The Interior Department says national parks and other public lands will remain as accessible as possible. The stance is a change from previous shutdowns when most parks were closed and became high-profile symbols.
Spokeswoman Heather Swifts says the American public — especially veterans who come to the nation's capital — should find war memorials and open-air parks open to visitors. Swift says many national parks and wildlife refuges nationwide will also be open with limited access when possible.
The Smithsonian museums and the National Zoo will stay open through the weekend but close Monday.
DO FEDERAL WORKERS GET PAID?
While they can be kept on the job, federal workers can't get paid for days worked during a lapse in funding. In the past, however, they have been repaid retroactively even if they were ordered to stay home.
Rush hour in downtown Washington, meanwhile, becomes a breeze. Tens of thousands of federal workers are off the roads.
HOW OFTEN DID THIS HAPPEN IN THE PAST?
Way back in the day, shutdowns usually weren't that big a deal. They happened every year when Jimmy Carter was president, averaging 11 days each. During Ronald Reagan's two terms, there were six shutdowns, typically just one or two days apiece. Deals got cut. Everybody moved on.
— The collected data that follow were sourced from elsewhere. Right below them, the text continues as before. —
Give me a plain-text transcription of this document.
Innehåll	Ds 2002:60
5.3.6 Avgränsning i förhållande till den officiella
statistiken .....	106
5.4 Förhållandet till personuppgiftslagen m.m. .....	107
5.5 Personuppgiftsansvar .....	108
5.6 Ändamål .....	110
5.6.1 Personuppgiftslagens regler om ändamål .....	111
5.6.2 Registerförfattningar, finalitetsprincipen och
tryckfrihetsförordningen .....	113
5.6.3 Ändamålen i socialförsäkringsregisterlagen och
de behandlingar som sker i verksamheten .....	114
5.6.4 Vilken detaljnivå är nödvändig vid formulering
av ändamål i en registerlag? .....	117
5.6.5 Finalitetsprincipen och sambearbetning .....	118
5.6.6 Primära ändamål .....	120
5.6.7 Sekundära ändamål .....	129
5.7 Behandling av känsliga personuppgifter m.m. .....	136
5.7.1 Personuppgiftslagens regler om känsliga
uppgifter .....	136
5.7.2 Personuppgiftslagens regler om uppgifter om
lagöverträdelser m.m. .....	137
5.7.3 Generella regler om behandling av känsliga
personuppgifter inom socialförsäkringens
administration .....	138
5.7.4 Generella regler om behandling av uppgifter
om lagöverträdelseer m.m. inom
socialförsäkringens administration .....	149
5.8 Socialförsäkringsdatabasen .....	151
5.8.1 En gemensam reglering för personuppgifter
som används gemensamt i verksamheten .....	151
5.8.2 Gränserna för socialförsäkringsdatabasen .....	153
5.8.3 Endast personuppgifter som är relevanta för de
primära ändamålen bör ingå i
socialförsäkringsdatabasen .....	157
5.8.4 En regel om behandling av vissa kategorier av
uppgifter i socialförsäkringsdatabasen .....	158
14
The last one was a 16-day partial shuttering of the government in 2013, which came as tea party conservatives, cheered on by outside groups like Heritage Action, demanded that language to block implementation of President Barack Obama's health care law be added to a must-do funding bill.
WHO WILL GET THE BLAME?
In a 1995-96 political battle, President Bill Clinton bested House Speaker Newt Gingrich and his band of budget-slashing conservatives, who were determined to use a shutdown to force Clinton to sign onto a balanced budget agreement. Republicans were saddled with the blame, but most Americans suffered relatively minor inconveniences like closed parks and delays in processing passport applications. The fight bolstered Clinton's popularity and he sailed to re-election that November.
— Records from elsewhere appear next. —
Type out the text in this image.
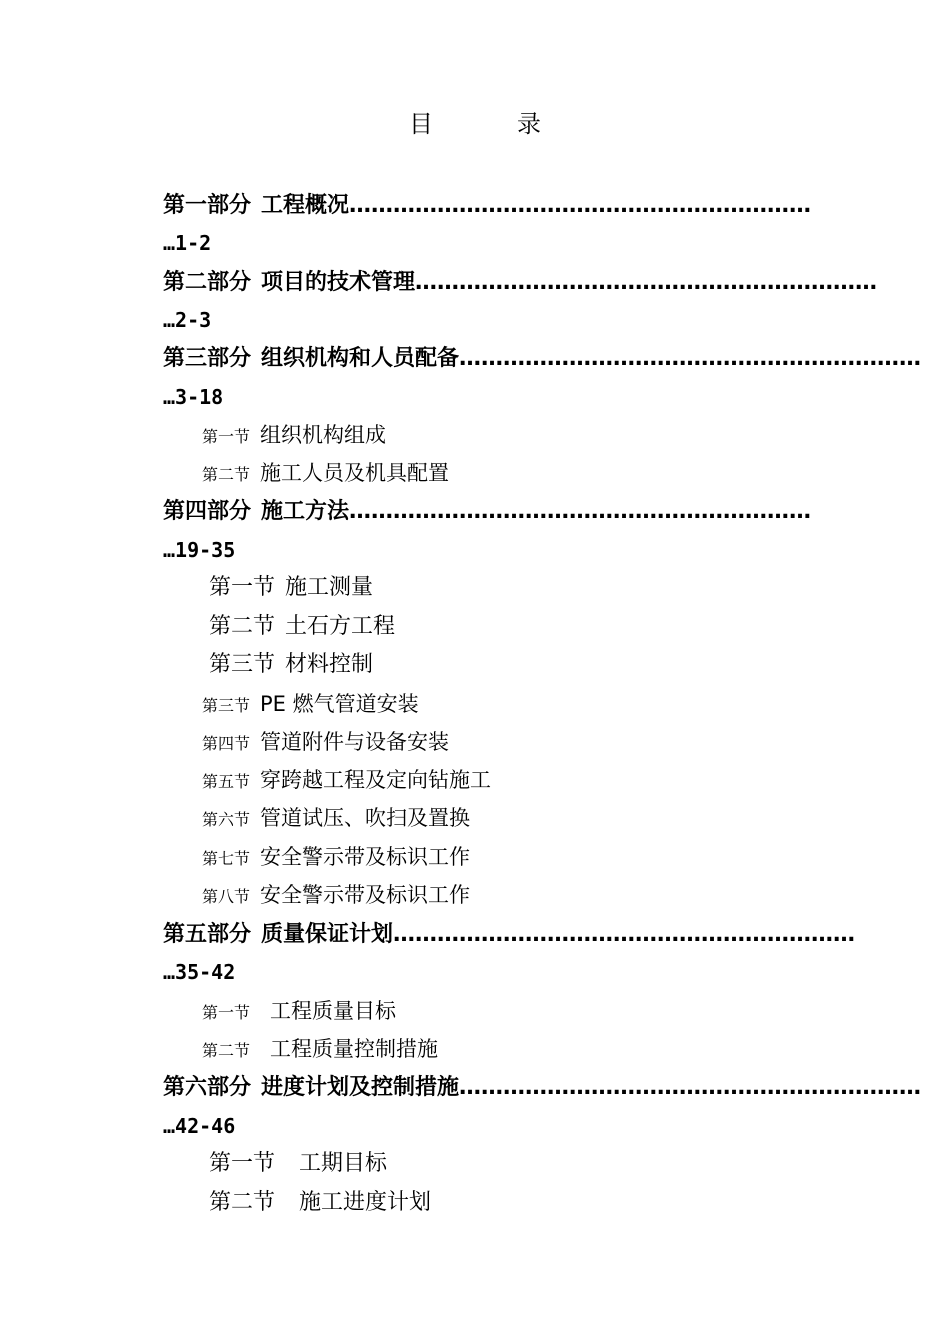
目　录
第一部分 工程概况………………………………………………………
…1-2
第二部分 项目的技术管理………………………………………………………
…2-3
第三部分 组织机构和人员配备………………………………………………………
…3-18
第一节 组织机构组成
第二节 施工人员及机具配置
第四部分 施工方法………………………………………………………
…19-35
第一节 施工测量
第二节 土石方工程
第三节 材料控制
第三节 PE 燃气管道安装
第四节 管道附件与设备安装
第五节 穿跨越工程及定向钻施工
第六节 管道试压、吹扫及置换
第七节 安全警示带及标识工作
第八节 安全警示带及标识工作
第五部分 质量保证计划………………………………………………………
…35-42
第一节 工程质量目标
第二节 工程质量控制措施
第六部分 进度计划及控制措施………………………………………………………
…42-46
第一节 工期目标
第二节 施工进度计划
In 2013, the tea party Republicans forced the shutdown over the better judgment of GOP leaders like then-Speaker John Boehner, R-Ohio. Republicans tried to fund the government piecemeal — for example, by forcing through legislation to ensure military service members got paid. But a broader effort faltered, and Republicans eventually backed down and supported a round of budget talks led by Paul Ryan, R-Wis., then chairman of the House Budget Committee.
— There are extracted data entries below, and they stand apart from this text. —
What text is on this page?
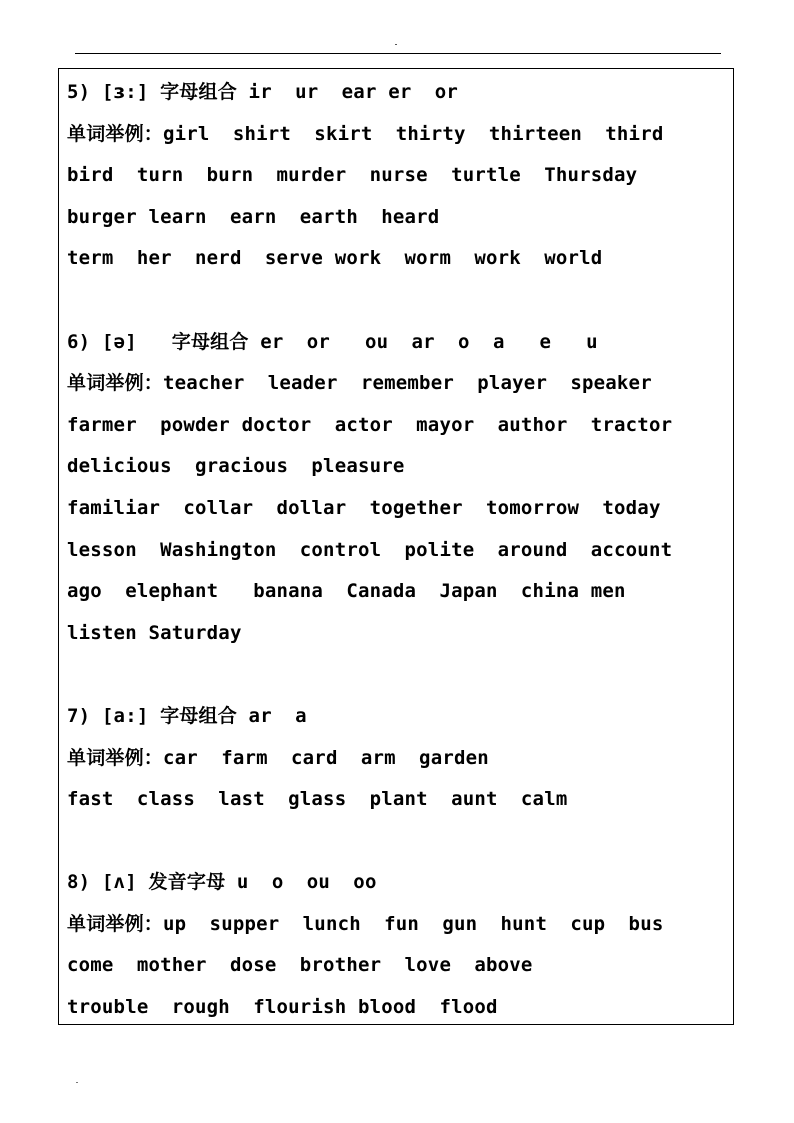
5) [ɜ:] 字母组合 ir  ur  ear er  or
单词举例：girl  shirt  skirt  thirty  thirteen  third
bird  turn  burn  murder  nurse  turtle  Thursday
burger learn  earn  earth  heard
term  her  nerd  serve work  worm  work  world
6) [ə]   字母组合 er  or   ou  ar  o  a   e   u
单词举例：teacher  leader  remember  player  speaker
farmer  powder doctor  actor  mayor  author  tractor
delicious  gracious  pleasure
familiar  collar  dollar  together  tomorrow  today
lesson  Washington  control  polite  around  account
ago  elephant   banana  Canada  Japan  china men
listen Saturday
7) [a:] 字母组合 ar  a
单词举例：car  farm  card  arm  garden
fast  class  last  glass  plant  aunt  calm
8) [ʌ] 发音字母 u  o  ou  oo
单词举例：up  supper  lunch  fun  gun  hunt  cup  bus
come  mother  dose  brother  love  above
trouble  rough  flourish blood  flood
Republicans are calling the current standoff the "Schumer Shutdown," arguing that there's nothing in the bill that Democrats oppose, while a short-term extension would give lawmakers time to work out differences on issues like protecting young immigrants and disaster assistance. Senate Minority Leader Chuck Schumer, D-N.Y., says the GOP's unwillingness to compromise has brought Congress to this point. A Washington Post-ABC News poll conducted earlier this week found 48 percent view Trump and congressional Republicans as mainly responsible for the situation while 28 percent fault Democrats. If the shutdown drags on for long, it could give voters another reason to turn away from incumbents of both parties in a midterm election.